As for the deal with Crystal River Meats, Theresa said, it gives them a new foothold in the Roaring Fork Valley and a new line of products to offer their customers.
“We were looking to increase our presence in Carbondale,” Theresa explained, “and … to have local, grass-fed meats in our farm store.” The Carbondale market, planned for Saturdays, will open in the summer.
Plus, they are changing the way they provide fresh in-season produce to their CSA members.
Rather than the traditional routine of boxing up food for members, she said, “we’re opening it up to be a free-choice vegetable share.”
Members will still pay up-front at the beginning of the summer for their share, but the produce for that share can be either picked up at the store, which is open seven days a week, or at any of the markets where Osage has a booth.
Members get special discounts at the point of sale, which can be rolled to the next week or used later.
“We’re trying to just give people a much more flexible schedule,” Theresa said.
About the CSA phenomenon, Theresa said, “It’s fantastic. I think people are become more and more interested in locally-grown foods, and more and more interested in nutrient-dense foods.”
The Peach Valley CSA, 3464 Peach Valley Rd. near Silt, first began operations in the early 1990s, selling “vegetable shares” to customers throughout the three-county region of the Colorado and Roaring Fork river valleys.
At first it was strictly a summer-growing season operation, said owner and operator Ken Kuhns.
“We’re going year-round now,” he said.
The CSA offers its members vegetable and fruit shares in two differently-sized parcels during the summer months. It also offers “spring shares” of early produce and “winter shares” of crops that can be stored long enough to be available during the winter months, Kuhns said.
He said his membership numbers shrink by about half during the winter and spring seasons, from the typical 80-100 in the summer to around 40 in the winter, but “a fair amount of our members stay with us throughout the year.”
“We’re certainly small scale,” he conceded, explaining that “the size of our operation keeps my wife and me busy full time.”
His crops are grown on a total of 10 acres, he said – five in vegetables and other row crops, and five in orchards. He employs two full-time apprentices in the summer months, who work alongside a dozen or so working CSA members who help pick the crops.

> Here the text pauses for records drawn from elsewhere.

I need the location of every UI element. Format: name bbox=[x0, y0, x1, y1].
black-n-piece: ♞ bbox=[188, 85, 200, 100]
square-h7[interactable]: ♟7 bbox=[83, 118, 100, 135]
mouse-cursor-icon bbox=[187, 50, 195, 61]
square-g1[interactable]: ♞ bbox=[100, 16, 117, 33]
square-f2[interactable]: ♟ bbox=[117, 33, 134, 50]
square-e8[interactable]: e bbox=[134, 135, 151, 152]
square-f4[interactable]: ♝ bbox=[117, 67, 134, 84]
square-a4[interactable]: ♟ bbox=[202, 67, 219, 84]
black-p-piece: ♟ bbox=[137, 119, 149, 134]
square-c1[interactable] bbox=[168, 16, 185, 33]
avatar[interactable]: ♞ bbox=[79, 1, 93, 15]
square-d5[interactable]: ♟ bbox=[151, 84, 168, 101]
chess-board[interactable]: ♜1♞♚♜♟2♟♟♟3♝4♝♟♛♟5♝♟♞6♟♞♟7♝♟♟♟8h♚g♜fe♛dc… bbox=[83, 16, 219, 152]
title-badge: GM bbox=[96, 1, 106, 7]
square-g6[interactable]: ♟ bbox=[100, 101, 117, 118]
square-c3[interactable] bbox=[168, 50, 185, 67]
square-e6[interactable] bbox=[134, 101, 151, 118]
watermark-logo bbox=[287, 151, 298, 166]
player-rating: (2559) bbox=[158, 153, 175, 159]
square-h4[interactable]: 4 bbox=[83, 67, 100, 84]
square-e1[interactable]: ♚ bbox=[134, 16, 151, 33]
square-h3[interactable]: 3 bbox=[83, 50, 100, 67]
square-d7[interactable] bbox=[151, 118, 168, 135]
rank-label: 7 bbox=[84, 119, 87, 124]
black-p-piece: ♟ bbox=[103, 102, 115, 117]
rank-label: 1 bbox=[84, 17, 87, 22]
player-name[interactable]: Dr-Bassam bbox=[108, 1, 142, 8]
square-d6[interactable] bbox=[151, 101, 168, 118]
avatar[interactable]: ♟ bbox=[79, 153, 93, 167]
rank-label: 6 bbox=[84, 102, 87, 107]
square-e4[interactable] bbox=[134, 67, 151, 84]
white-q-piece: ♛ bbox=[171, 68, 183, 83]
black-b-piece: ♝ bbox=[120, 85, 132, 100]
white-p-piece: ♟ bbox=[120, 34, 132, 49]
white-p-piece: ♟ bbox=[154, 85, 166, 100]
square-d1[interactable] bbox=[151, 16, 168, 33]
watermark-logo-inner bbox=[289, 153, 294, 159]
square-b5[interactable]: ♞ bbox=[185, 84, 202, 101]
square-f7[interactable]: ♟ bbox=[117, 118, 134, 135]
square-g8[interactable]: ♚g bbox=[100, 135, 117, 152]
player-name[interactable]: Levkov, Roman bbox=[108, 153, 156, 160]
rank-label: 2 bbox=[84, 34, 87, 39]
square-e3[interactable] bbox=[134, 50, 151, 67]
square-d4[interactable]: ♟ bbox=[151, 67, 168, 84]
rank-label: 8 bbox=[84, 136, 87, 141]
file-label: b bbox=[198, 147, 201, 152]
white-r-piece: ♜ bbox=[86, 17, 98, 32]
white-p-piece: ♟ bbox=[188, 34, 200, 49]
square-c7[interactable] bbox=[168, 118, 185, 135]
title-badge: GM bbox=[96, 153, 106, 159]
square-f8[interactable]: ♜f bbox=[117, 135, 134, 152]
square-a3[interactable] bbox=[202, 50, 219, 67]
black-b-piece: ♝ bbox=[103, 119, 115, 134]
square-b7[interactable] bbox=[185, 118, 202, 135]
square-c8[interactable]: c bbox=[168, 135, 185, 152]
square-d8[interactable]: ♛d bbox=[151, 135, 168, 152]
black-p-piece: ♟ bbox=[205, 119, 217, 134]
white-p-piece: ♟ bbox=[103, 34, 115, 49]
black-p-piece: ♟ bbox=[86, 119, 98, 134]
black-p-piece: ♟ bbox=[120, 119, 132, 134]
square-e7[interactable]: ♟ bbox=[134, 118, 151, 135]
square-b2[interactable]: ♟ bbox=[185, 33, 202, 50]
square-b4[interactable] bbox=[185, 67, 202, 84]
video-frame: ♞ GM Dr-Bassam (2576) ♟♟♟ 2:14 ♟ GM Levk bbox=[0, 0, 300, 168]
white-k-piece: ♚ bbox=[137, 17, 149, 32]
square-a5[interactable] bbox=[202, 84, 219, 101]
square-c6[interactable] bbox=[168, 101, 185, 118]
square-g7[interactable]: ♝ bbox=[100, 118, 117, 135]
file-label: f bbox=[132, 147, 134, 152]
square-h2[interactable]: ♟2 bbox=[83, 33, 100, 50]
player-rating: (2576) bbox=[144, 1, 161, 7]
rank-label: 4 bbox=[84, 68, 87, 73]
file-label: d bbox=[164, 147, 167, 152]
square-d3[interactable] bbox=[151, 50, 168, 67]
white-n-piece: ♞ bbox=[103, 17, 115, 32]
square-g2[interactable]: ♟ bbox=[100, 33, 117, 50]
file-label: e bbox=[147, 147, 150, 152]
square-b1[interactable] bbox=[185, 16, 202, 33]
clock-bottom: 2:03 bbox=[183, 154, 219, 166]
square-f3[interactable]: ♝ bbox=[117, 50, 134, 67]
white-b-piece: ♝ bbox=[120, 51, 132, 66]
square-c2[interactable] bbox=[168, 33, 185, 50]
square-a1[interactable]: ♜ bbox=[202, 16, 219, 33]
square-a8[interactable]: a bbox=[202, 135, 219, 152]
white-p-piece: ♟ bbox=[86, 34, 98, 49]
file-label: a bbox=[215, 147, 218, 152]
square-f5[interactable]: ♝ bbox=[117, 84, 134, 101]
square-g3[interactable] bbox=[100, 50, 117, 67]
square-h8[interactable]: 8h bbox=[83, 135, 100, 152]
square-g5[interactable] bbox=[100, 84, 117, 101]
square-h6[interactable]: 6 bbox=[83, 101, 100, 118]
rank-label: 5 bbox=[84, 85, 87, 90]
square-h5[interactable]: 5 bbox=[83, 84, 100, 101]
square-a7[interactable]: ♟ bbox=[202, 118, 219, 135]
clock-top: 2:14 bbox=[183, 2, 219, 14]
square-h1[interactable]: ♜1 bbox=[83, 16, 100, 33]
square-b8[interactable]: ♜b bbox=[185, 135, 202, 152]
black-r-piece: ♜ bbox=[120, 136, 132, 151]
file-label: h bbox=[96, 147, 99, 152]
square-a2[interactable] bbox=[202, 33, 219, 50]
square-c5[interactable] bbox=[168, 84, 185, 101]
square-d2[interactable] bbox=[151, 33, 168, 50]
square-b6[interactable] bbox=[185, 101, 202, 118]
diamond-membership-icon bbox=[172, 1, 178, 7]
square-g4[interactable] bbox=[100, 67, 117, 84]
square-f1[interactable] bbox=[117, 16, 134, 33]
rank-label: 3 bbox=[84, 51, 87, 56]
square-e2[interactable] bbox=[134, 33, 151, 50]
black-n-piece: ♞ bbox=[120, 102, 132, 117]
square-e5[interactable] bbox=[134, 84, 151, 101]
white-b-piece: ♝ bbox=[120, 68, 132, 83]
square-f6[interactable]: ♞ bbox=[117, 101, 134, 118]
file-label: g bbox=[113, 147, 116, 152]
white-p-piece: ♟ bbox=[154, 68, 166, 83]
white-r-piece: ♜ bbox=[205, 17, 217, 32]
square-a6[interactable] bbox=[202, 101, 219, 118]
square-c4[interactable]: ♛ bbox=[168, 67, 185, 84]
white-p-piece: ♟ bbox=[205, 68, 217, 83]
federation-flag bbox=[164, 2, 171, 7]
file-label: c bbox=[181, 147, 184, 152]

The small size and the intimate nature of having members come out and help with the harvesting and other chores is at the core of Kuhns’ agricultural philosophy.
“If people want to come out and visit, to us, that’s really the nature of community supported agriculture,” he said.
He sells his produce at the Saturday market in Glenwood Springs, in the Rite Aid parking lot, as he has done since his was the only CSA operating in the area.
“I think one thing we’ve seen,” he said, “is that … a lot of people that buy shares are people that have an interest in agriculture.”
Some of his former CSA members, he said, have gone on to start CSAs of their own, and many have found inspiration to grow their own gardens.
“This is a way that we can grow our own food, or at least be a part of something meaningful,” he concluded. “I think this valley really has some great producers, and production potential.”